The vote to implement Chang’s polystyrene foam ban has been postponed so that the council can take some time to understand exactly what a ban of this type would mean for their constituents. Several restaurateurs gathered at a June meeting of the committee on public works and sustainability to discuss how the ban would affect the bottom lines of their businesses. Many are frustrated that polystyrene foam alternative products, such as paper items, may cost nearly double or triple the amounts they are currently paying. Among the attendees was Harris Sukita, the owner of the Simply Ono lunchwagon, who noted that his business has been taking regulatory hits for many years. Sukita stated that should the bill be passed, his restaurants would be forced to make budget cuts somewhere, stating, “We can’t keep on biting the bullet. It’s either going to be service, food quality, or employees that we’re going to have to cut back on.”
Advocates of the foam ban often cite health concerns as a reason to avoid foam, but the science does not support this stance. Critics often confuse three words – styrene, polystyrene, and Styrofoam®- and use them interchangeably when they talk about the health concerns surrounding foam, but the three products are fundamentally different from one another. Styrene is an odorless and colorless liquid compound that occurs naturally in foods such as wheat, beef, strawberries, and coffee beans. FDA-approved polystyrene (the product behind the proposed foam ban) is a solid material that is derived from styrene, and it has been deemed safe for use in foodservice products for more than 50 years. Styrofoam® is a material that is a registered trademark of the Dow Chemical Company, and it should not be confused with polystyrene foam. Polystyrene foam has never been linked to cancer or other health problems and has long been considered safe by authoritative regulatory agencies such as the U.S. Food & Drug Administration and the European Commission/European Food Safety Authority.

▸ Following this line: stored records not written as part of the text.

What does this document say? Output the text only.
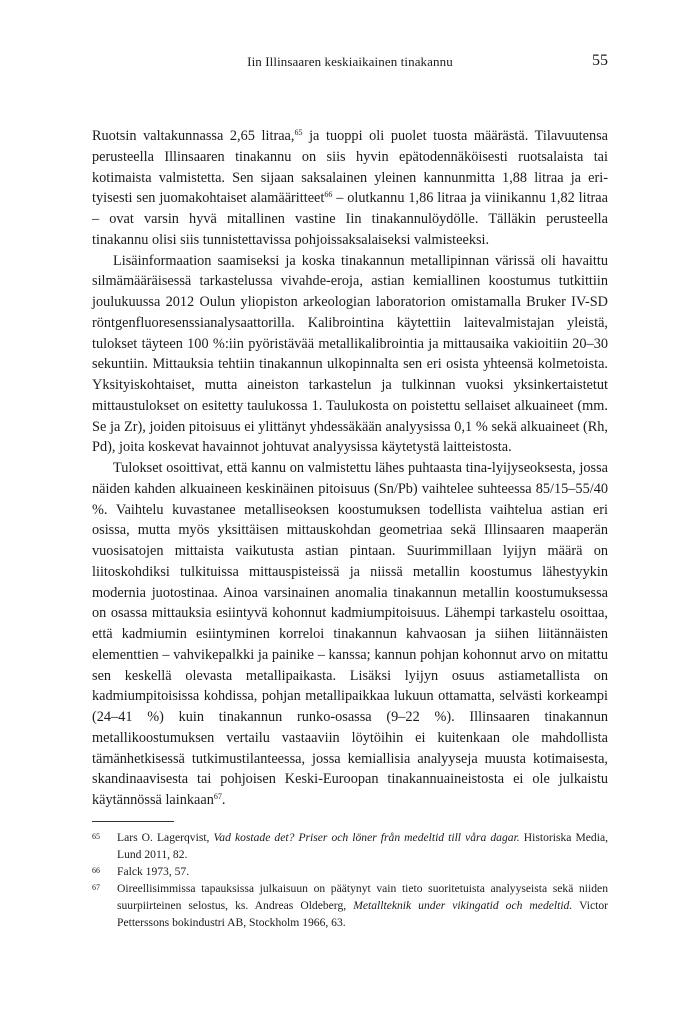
Iin Illinsaaren keskiaikainen tinakannu	55

Ruotsin valtakunnassa 2,65 litraa,$^{65}$ ja tuoppi oli puolet tuosta määrästä. Tilavuutensa perusteella Illinsaaren tinakannu on siis hyvin epätodennäköisesti ruotsalaista tai kotimaista valmistetta. Sen sijaan saksalainen yleinen kannunmitta 1,88 litraa ja erityisesti sen juomakohtaiset alamääritteet$^{66}$ – olutkannu 1,86 litraa ja viinikannu 1,82 litraa – ovat varsin hyvä mitallinen vastine Iin tinakannulöydölle. Tälläkin perusteella tinakannu olisi siis tunnistettavissa pohjoissaksalaiseksi valmisteeksi.

Lisäinformaation saamiseksi ja koska tinakannun metallipinnan värissä oli havaittu silmämääräisessä tarkastelussa vivahde-eroja, astian kemiallinen koostumus tutkittiin joulukuussa 2012 Oulun yliopiston arkeologian laboratorion omistamalla Bruker IV-SD röntgenfluoresenssianalysaattorilla. Kalibrointina käytettiin laitevalmistajan yleistä, tulokset täyteen 100 %:iin pyöristävää metallikalibrointia ja mittausaika vakioitiin 20–30 sekuntiin. Mittauksia tehtiin tinakannun ulkopinnalta sen eri osista yhteensä kolmetoista. Yksityiskohtaiset, mutta aineiston tarkastelun ja tulkinnan vuoksi yksinkertaistetut mittaustulokset on esitetty taulukossa 1. Taulukosta on poistettu sellaiset alkuaineet (mm. Se ja Zr), joiden pitoisuus ei ylittänyt yhdessäkään analyysissa 0,1 % sekä alkuaineet (Rh, Pd), joita koskevat havainnot johtuvat analyysissa käytetystä laitteistosta.

Tulokset osoittivat, että kannu on valmistettu lähes puhtaasta tina-lyijyseoksesta, jossa näiden kahden alkuaineen keskinäinen pitoisuus (Sn/Pb) vaihtelee suhteessa 85/15–55/40 %. Vaihtelu kuvastanee metalliseoksen koostumuksen todellista vaihtelua astian eri osissa, mutta myös yksittäisen mittauskohdan geometriaa sekä Illinsaaren maaperän vuosisatojen mittaista vaikutusta astian pintaan. Suurimmillaan lyijyn määrä on liitoskohdiksi tulkituissa mittauspisteissä ja niissä metallin koostumus lähestyykin modernia juotostinaa. Ainoa varsinainen anomalia tinakannun metallin koostumuksessa on osassa mittauksia esiintyvä kohonnut kadmiumpitoisuus. Lähempi tarkastelu osoittaa, että kadmiumin esiintyminen korreloi tinakannun kahvaosan ja siihen liitännäisten elementtien – vahvikepalkki ja painike – kanssa; kannun pohjan kohonnut arvo on mitattu sen keskellä olevasta metallipaikasta. Lisäksi lyijyn osuus astiametallista on kadmiumpitoisissa kohdissa, pohjan metallipaikkaa lukuun ottamatta, selvästi korkeampi (24–41 %) kuin tinakannun runko-osassa (9–22 %). Illinsaaren tinakannun metallikoostumuksen vertailu vastaaviin löytöihin ei kuitenkaan ole mahdollista tämänhetkisessä tutkimustilanteessa, jossa kemiallisia analyyseja muusta kotimaisesta, skandinaavisesta tai pohjoisen Keski-Euroopan tinakannuaineistosta ei ole julkaistu käytännössä lainkaan$^{67}$.

65 Lars O. Lagerqvist, Vad kostade det? Priser och löner från medeltid till våra dagar. Historiska Media, Lund 2011, 82.

66 Falck 1973, 57.

67 Oireellisimmissa tapauksissa julkaisuun on päätynyt vain tieto suoritetuista analyyseista sekä niiden suurpiirteinen selostus, ks. Andreas Oldeberg, Metallteknik under vikingatid och medeltid. Victor Petterssons bokindustri AB, Stockholm 1966, 63.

Critics of single-use foam foodservice containers also point to the dangers that these items pose to marine life when they find their way into the ocean. Hawaii cares deeply about its famous waters and marine life, which is why the City Council of Honolulu is evaluating its anti-litter education programs as a way to reform consumer behavior and keep trash out of the ocean. Improper trash disposal is a consumer behavior problem that can be mitigated through anti-littering programs as well as a comprehensive analysis of the city’s existing waste management system.
Instead of passing the measure, the Honolulu public works and sustainability committee decided to defer the vote for further research and evaluation of single-use food service containers. The committee is expected to take into account the environmental challenges that foam alternatives, such as paper products, present: Hawaii lacks a commercial composting facility and, as a result, would be sending these alternative foodservice materials to HPOWER, Oahu’s energy-from-waste facility. Foam refuse is currently sent to HPOWER as well, where it is converted to energy far more efficiently than other materials due to its high air composition (up to 95%). Foam products are also manufactured locally in Hawaii, which gives them a favorable environmental footprint compared to alternative materials that need to be shipped to the island. The committee will consider these environmental realities in addition to the economic challenges that a foam ban in Hawaii presents.